Quanto se demorara ele!... Por que não voltou mais cedo? A sua Candinha já sentia tantas saudades!... Ele não imaginava o que era estar uma pobre mulher metida em casa, durante uma tarde inteira, sem ter a seu lado o esposo querido, o seu idolatrado amigo!...

E afagava-o amorosamente, fazia-lhe cafunés pelo alto da cabeça, causando-lhe uns arrepios sensuais pelas costas, eriçando-lhe os cabelos dos braços e pernas.

Que não pudera vir mais depressa,— objetava o marido, sentando-se numa poltrona e cofiando o negro bigode sedoso, com um olhar de concupiscência para a mulher. — Bem esforços fizera, mas inutilmente.
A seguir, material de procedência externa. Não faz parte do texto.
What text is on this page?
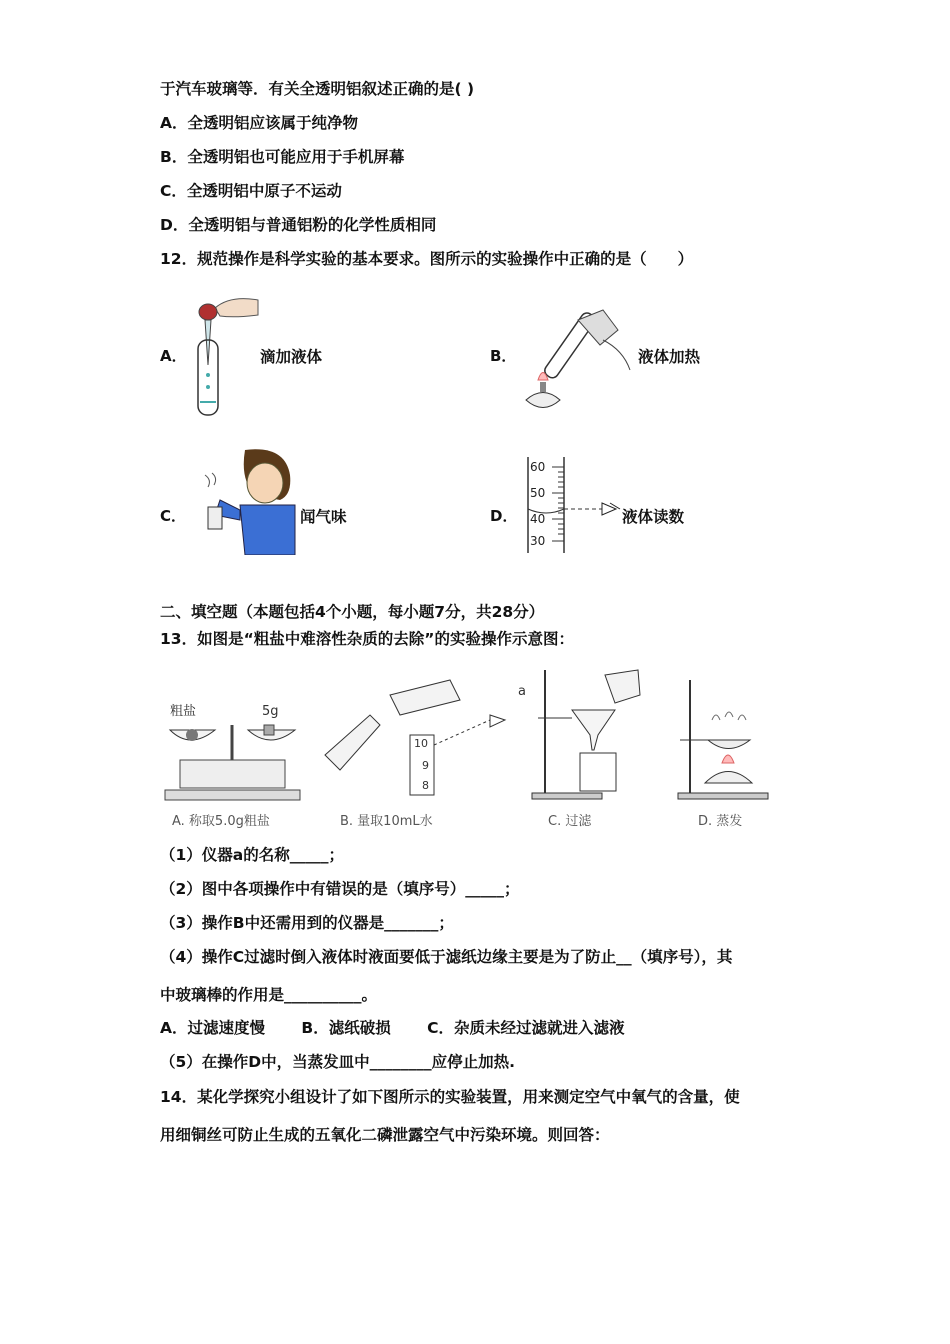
于汽车玻璃等．有关全透明铝叙述正确的是( )
A．全透明铝应该属于纯净物
B．全透明铝也可能应用于手机屏幕
C．全透明铝中原子不运动
D．全透明铝与普通铝粉的化学性质相同
12．规范操作是科学实验的基本要求。图所示的实验操作中正确的是（　　）
A．	滴加液体	B．	液体加热
C．	闻气味	D．
60
50
40
30
液体读数
二、填空题（本题包括4个小题，每小题7分，共28分）
13．如图是“粗盐中难溶性杂质的去除”的实验操作示意图：
粗盐	5g
10
9
8
a
A. 称取5.0g粗盐	B. 量取10mL水	C. 过滤	D. 蒸发
（1）仪器a的名称_____；
（2）图中各项操作中有错误的是（填序号）_____；
（3）操作B中还需用到的仪器是_______；
（4）操作C过滤时倒入液体时液面要低于滤纸边缘主要是为了防止__（填序号），其
中玻璃棒的作用是__________。
A．过滤速度慢　　 B．滤纸破损　　 C．杂质未经过滤就进入滤液
（5）在操作D中，当蒸发皿中________应停止加热.
14．某化学探究小组设计了如下图所示的实验装置，用来测定空气中氧气的含量，使
用细铜丝可防止生成的五氧化二磷泄露空气中污染环境。则回答：
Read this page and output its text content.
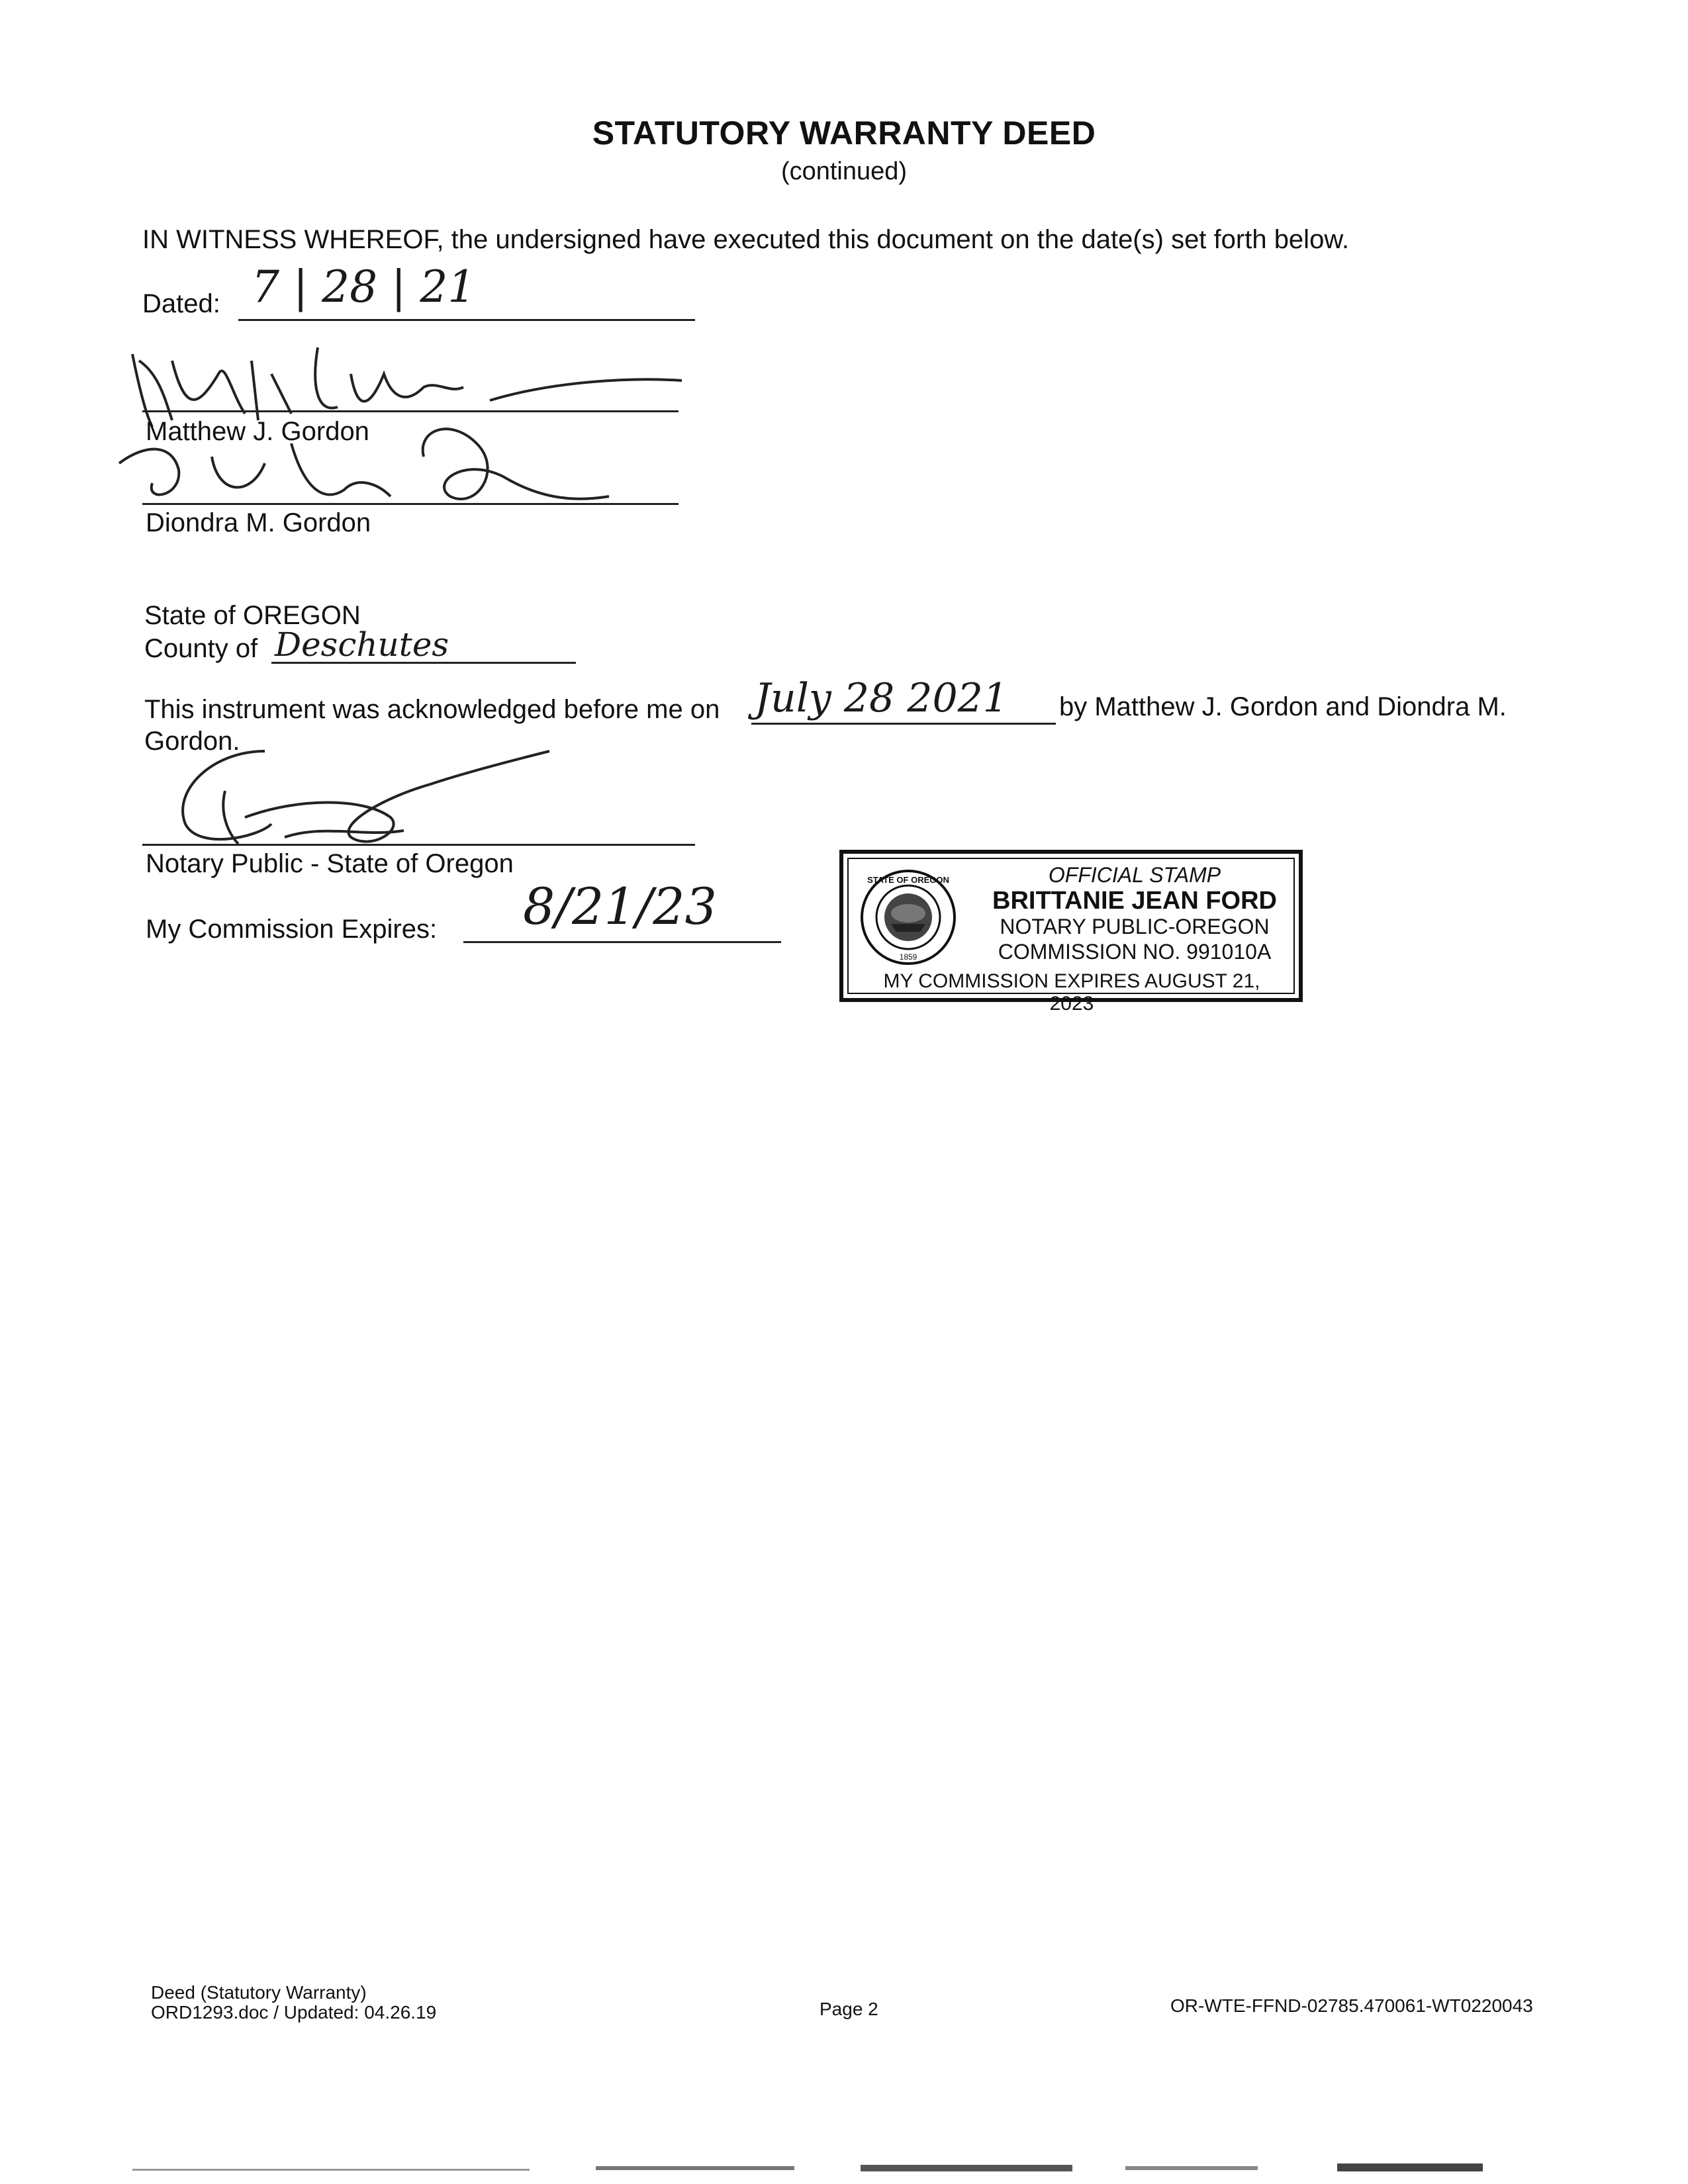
STATUTORY WARRANTY DEED
(continued)
IN WITNESS WHEREOF, the undersigned have executed this document on the date(s) set forth below.
Dated: 7 | 28 | 21
Matthew J. Gordon
Diondra M. Gordon
State of OREGON
County of Deschutes
This instrument was acknowledged before me on July 28 2021 by Matthew J. Gordon and Diondra M.
Gordon.
Notary Public - State of Oregon
My Commission Expires: 8/21/23	STATE OF OREGON
1859
OFFICIAL STAMP
BRITTANIE JEAN FORD
NOTARY PUBLIC-OREGON
COMMISSION NO. 991010A
MY COMMISSION EXPIRES AUGUST 21, 2023
Deed (Statutory Warranty)
ORD1293.doc / Updated: 04.26.19	Page 2	OR-WTE-FFND-02785.470061-WT0220043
Encontrara-os a jantar, ainda no começo; teve de esperar no jardim por espaço de meia hora, brincando com as crianças, para entreter-se. Os pequenos são altamente endiabrados: sujaram-lhe as calças brancas com as mãos gordurosas... Depois, tinha ido para a sala, falar ao dr. Martins e à mulher.

— E aceitaram? — interrogou a Cândida, saltando para as pernas do marido, a rir muito, com os lábios abertos lindamente, frisando-se graciosos e mostrando os pequeninos dentes alvos como o jasmim.

— Qual! Responderam-me que não cediam a escrava por dinheiro algum, máxime sabendo que nós a desejávamos para a libertar. Aquela gente está cada vez mais negreira! Enfim, escolhe-se outra qualquer, contanto que seja o dia de teus anos digna e liberalmente solenizado por mim. Continuemos, porém. Estava eu disposto a sair, bem arrufado com o dr. Martins, quando chegou o Quirino, o velho Quirino, aquele sujeito vermelhudo, cuja cabeça está mais limpa de cabelos que os teus joelhos...

— Deixa-te de tolices...

— Agarraram-me para um solo manhoso, que durou até agora, e isso mesmo porque levantei-me e saí à viva força!... Agora,— concluiu sorrindo,— aqui tem você o seu Roberto, cheio de amor e paixão, disposto a matar as saudades da sua mulherzinha com um longo beijo ruidoso, a querer-lhe muito, a fazer-lhe as vontades todas!...

Sempre sentada sobre as pernas dele, Cândida semicerrou os olhos numa vertigem lúbrica, e estendeu para a boca de Roberto os seus lábios frescos e perfumados desse olor esquisito e bom, peculiar às mulheres que se tratam.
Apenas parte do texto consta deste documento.